Aufrufe zur Mäßigung und Verzicht sind schon lange nicht mehr eine Domäne der Religionen. Die Hotelerie hat den Mehrwert, sprich die zusätzlichen Umsatzmöglichkeiten in der Fastenzeit erkannt. In Vitalzeitschriften und in den Gesundheitsbeilagen der Tageszeitungen wird für Basenfasten, Heilfasten und andere Schlankheitskuren eifrig Werbung gemacht. Diese werden garniert mit Angeboten aus dem Wellnessbereich. Versehen mit dem Hinweis, dass trotz Kalorienreduktion die Gaumenfreuden nicht zu kurz kommen. Zu sehr will man den wohlstandsverwöhnten Menschen nicht herausfordern, höchstens was die Kosten eines solchen Fastenurlaubs anlangen. Mit ihren Angeboten stehen sie in Konkurrenz zu den Kurheimen und den Klöster, welche schon seit Jahrzehnten Fastenwochen anbieten und dabei auch den spirituellen Aspekt mit einbinden. Dabei wird der Versuch unternommen nicht nur den Körper von Schlacken zu reinigen, sondern auch die Gedanken vom geistigen Müll und Unrat zu entsorgen. Wir kämpfen heute nicht nur für eine reine Umwelt, sondern auch gegen eine geistige Umweltverschmutzung. Einige Kurhäuser haben sich auf Behandlungen nach Pfarrer Kneipp spezialisiert, welche die Wiederherstellung des seelischen Gleichgewichts miteinschließen. Neben den Anwendungen nach alten Weisheiten der Europäischen Medizin, fließen Behandlungen von östlicher Medizin, wie Ayurweda und Traditionelle Chinesische Medizin mit ein. Im Allgemeinen hat man die Erfahrung gemacht, dass Fasten und Verzichten in der Gruppe oder im Rahmen eines Kuraufenthalts leichter fällt, als wenn man es als Einzelperson durchführt.

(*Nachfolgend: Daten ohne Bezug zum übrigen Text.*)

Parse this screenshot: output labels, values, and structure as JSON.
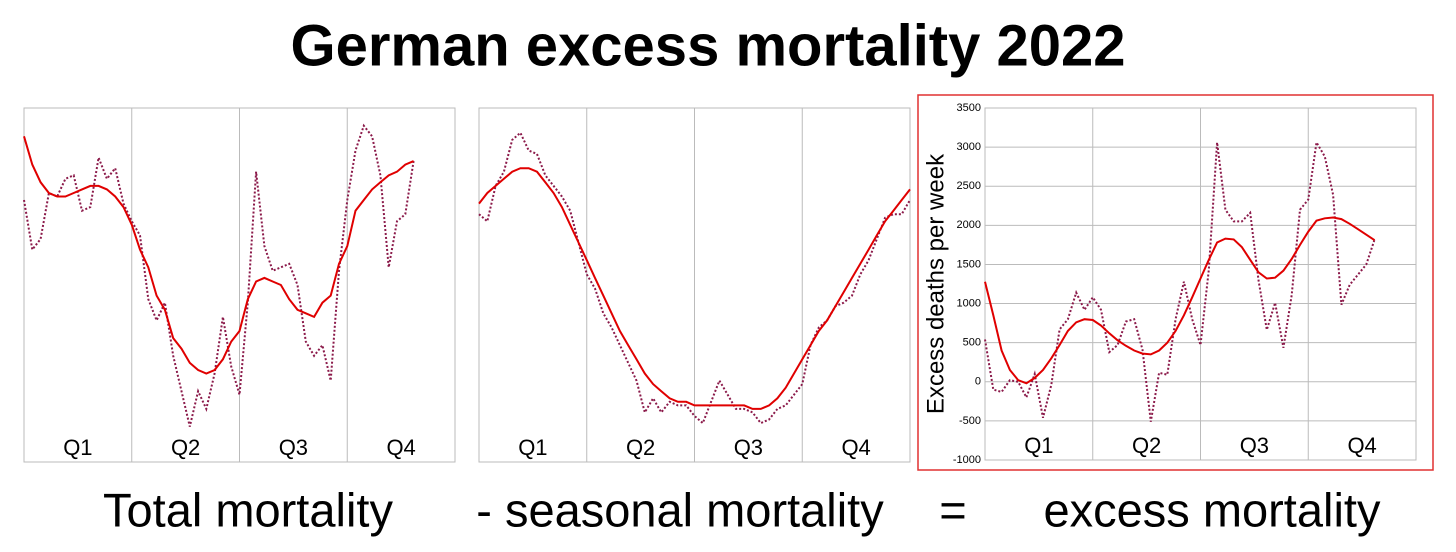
{
  "title": "German excess mortality 2022",
  "captions": [
    "Total mortality",
    "- seasonal mortality",
    "=",
    "excess mortality"
  ],
  "chart_data": [
    {
      "type": "line",
      "x": [
        0,
        1,
        2,
        3,
        4,
        5,
        6,
        7,
        8,
        9,
        10,
        11,
        12,
        13,
        14,
        15,
        16,
        17,
        18,
        19,
        20,
        21,
        22,
        23,
        24,
        25,
        26,
        27,
        28,
        29,
        30,
        31,
        32,
        33,
        34,
        35,
        36,
        37,
        38,
        39,
        40,
        41,
        42,
        43,
        44,
        45,
        46,
        47
      ],
      "xlim": [
        0,
        52
      ],
      "ylim": [
        0,
        100
      ],
      "xticks": [
        {
          "value": 6.5,
          "label": "Q1"
        },
        {
          "value": 19.5,
          "label": "Q2"
        },
        {
          "value": 32.5,
          "label": "Q3"
        },
        {
          "value": 45.5,
          "label": "Q4"
        }
      ],
      "xgrid": [
        13,
        26,
        39
      ],
      "ygrid": false,
      "series": [
        {
          "color": "#8b1a4a",
          "style": "dotted",
          "values": [
            74,
            60,
            63,
            76,
            75,
            80,
            81,
            71,
            72,
            86,
            80,
            83,
            73,
            68,
            64,
            46,
            40,
            45,
            30,
            20,
            10,
            20,
            15,
            25,
            41,
            27,
            19,
            45,
            82,
            61,
            54,
            55,
            56,
            50,
            34,
            30,
            33,
            23,
            54,
            74,
            88,
            95,
            92,
            81,
            55,
            68,
            70,
            85
          ]
        },
        {
          "color": "#e00000",
          "style": "solid",
          "values": [
            92,
            84,
            79,
            76,
            75,
            75,
            76,
            77,
            78,
            78,
            77,
            75,
            72,
            67,
            60,
            55,
            47,
            43,
            35,
            32,
            28,
            26,
            25,
            26,
            29,
            34,
            37,
            46,
            51,
            52,
            51,
            50,
            46,
            43,
            42,
            41,
            45,
            47,
            56,
            61,
            71,
            74,
            77,
            79,
            81,
            82,
            84,
            85
          ]
        }
      ]
    },
    {
      "type": "line",
      "x": [
        0,
        1,
        2,
        3,
        4,
        5,
        6,
        7,
        8,
        9,
        10,
        11,
        12,
        13,
        14,
        15,
        16,
        17,
        18,
        19,
        20,
        21,
        22,
        23,
        24,
        25,
        26,
        27,
        28,
        29,
        30,
        31,
        32,
        33,
        34,
        35,
        36,
        37,
        38,
        39,
        40,
        41,
        42,
        43,
        44,
        45,
        46,
        47,
        48,
        49,
        50,
        51,
        52
      ],
      "xlim": [
        0,
        52
      ],
      "ylim": [
        0,
        100
      ],
      "xticks": [
        {
          "value": 6.5,
          "label": "Q1"
        },
        {
          "value": 19.5,
          "label": "Q2"
        },
        {
          "value": 32.5,
          "label": "Q3"
        },
        {
          "value": 45.5,
          "label": "Q4"
        }
      ],
      "xgrid": [
        13,
        26,
        39
      ],
      "ygrid": false,
      "series": [
        {
          "color": "#8b1a4a",
          "style": "dotted",
          "values": [
            70,
            68,
            78,
            82,
            91,
            93,
            88,
            87,
            81,
            78,
            75,
            71,
            62,
            53,
            49,
            42,
            38,
            33,
            28,
            23,
            14,
            18,
            14,
            17,
            16,
            16,
            13,
            11,
            17,
            23,
            19,
            15,
            15,
            14,
            11,
            12,
            15,
            16,
            19,
            22,
            33,
            38,
            40,
            44,
            45,
            47,
            53,
            57,
            63,
            69,
            70,
            70,
            74
          ]
        },
        {
          "color": "#e00000",
          "style": "solid",
          "values": [
            73,
            76,
            78,
            80,
            82,
            83,
            83,
            82,
            79,
            76,
            72,
            67,
            62,
            57,
            52,
            47,
            42,
            37,
            33,
            29,
            25,
            22,
            20,
            18,
            17,
            17,
            16,
            16,
            16,
            16,
            16,
            16,
            16,
            15,
            15,
            16,
            18,
            21,
            25,
            29,
            33,
            37,
            40,
            44,
            48,
            52,
            56,
            60,
            64,
            68,
            71,
            74,
            77
          ]
        }
      ]
    },
    {
      "type": "line",
      "x": [
        0,
        1,
        2,
        3,
        4,
        5,
        6,
        7,
        8,
        9,
        10,
        11,
        12,
        13,
        14,
        15,
        16,
        17,
        18,
        19,
        20,
        21,
        22,
        23,
        24,
        25,
        26,
        27,
        28,
        29,
        30,
        31,
        32,
        33,
        34,
        35,
        36,
        37,
        38,
        39,
        40,
        41,
        42,
        43,
        44,
        45,
        46,
        47
      ],
      "xlim": [
        0,
        52
      ],
      "ylim": [
        -1000,
        3500
      ],
      "yticks": [
        -1000,
        -500,
        0,
        500,
        1000,
        1500,
        2000,
        2500,
        3000,
        3500
      ],
      "y_label": "Excess deaths per week",
      "xticks": [
        {
          "value": 6.5,
          "label": "Q1"
        },
        {
          "value": 19.5,
          "label": "Q2"
        },
        {
          "value": 32.5,
          "label": "Q3"
        },
        {
          "value": 45.5,
          "label": "Q4"
        }
      ],
      "xgrid": [
        13,
        26,
        39
      ],
      "ygrid": true,
      "series": [
        {
          "color": "#8b1a4a",
          "style": "dotted",
          "values": [
            540,
            -100,
            -130,
            20,
            0,
            -200,
            100,
            -460,
            -40,
            670,
            800,
            1140,
            920,
            1080,
            920,
            380,
            470,
            770,
            800,
            410,
            -510,
            115,
            90,
            800,
            1280,
            800,
            470,
            1430,
            3060,
            2200,
            2050,
            2050,
            2160,
            1300,
            665,
            1010,
            435,
            1110,
            2200,
            2330,
            3060,
            2880,
            2390,
            985,
            1240,
            1370,
            1500,
            1820
          ]
        },
        {
          "color": "#e00000",
          "style": "solid",
          "values": [
            1280,
            850,
            400,
            150,
            20,
            -20,
            50,
            150,
            300,
            470,
            650,
            760,
            800,
            790,
            720,
            620,
            530,
            460,
            400,
            360,
            350,
            400,
            500,
            650,
            850,
            1080,
            1320,
            1560,
            1780,
            1830,
            1820,
            1720,
            1560,
            1400,
            1320,
            1330,
            1420,
            1570,
            1750,
            1920,
            2060,
            2090,
            2100,
            2080,
            2020,
            1950,
            1880,
            1810
          ]
        }
      ]
    }
  ]
}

Neben der Kurhotelerie lässt auch die Gastronomie und die Lebensmittelindustrie das Segment Fasten und Diät nicht aus ihrem Blickwinkel. Aktive Gastronomen bieten nicht nur rund um den Aschermittwoch Fastenspeisen an, in manchen Lokalen gibt es täglich ein Fastenmenü. Passend dazu das alkoholfreie Fastenbier. Im Genussmittelhandel sind die fett- und kalorienreduzierten Lebensmittel schon lange kein Nischenprodukt mehr. Sie füllen im Supermarkt eigene Abteilungen. Auch das beliebte Coca Cola gibt es ohne Zucker, laut Werbung mit demselben Geschmack.
Wem dies alles noch zu wenig ist, der findet in den Fitnessstudios spezielle Coach, die ihren Teil zum Abnehmen und Schlankwerden beitragen. Vornehmlich zielt die Werbung dabei auf die weibliche Kundschaft. Im selben Atemzug gibt es die passenden, schlankmachenden Pillen aus der Apotheke. Bis zur Badesaison sind es nur mehr drei Monate. Von der Fastenzeit geht man nahtlos zu den Frühlingskuren, zum schnellen Abnehmen, über. Ich bin gespannt, welche neue Diät in diesem Frühjahr auftauchen wird. Mit einer einzigartigen Fastenidee überraschte uns eine Bekannte, sie werde in den nächsten Monaten Männerfasten. Nach einer unglücklichen Beziehung werde sie im nächsten Zeitraum die Männer keines Blickes würdigen.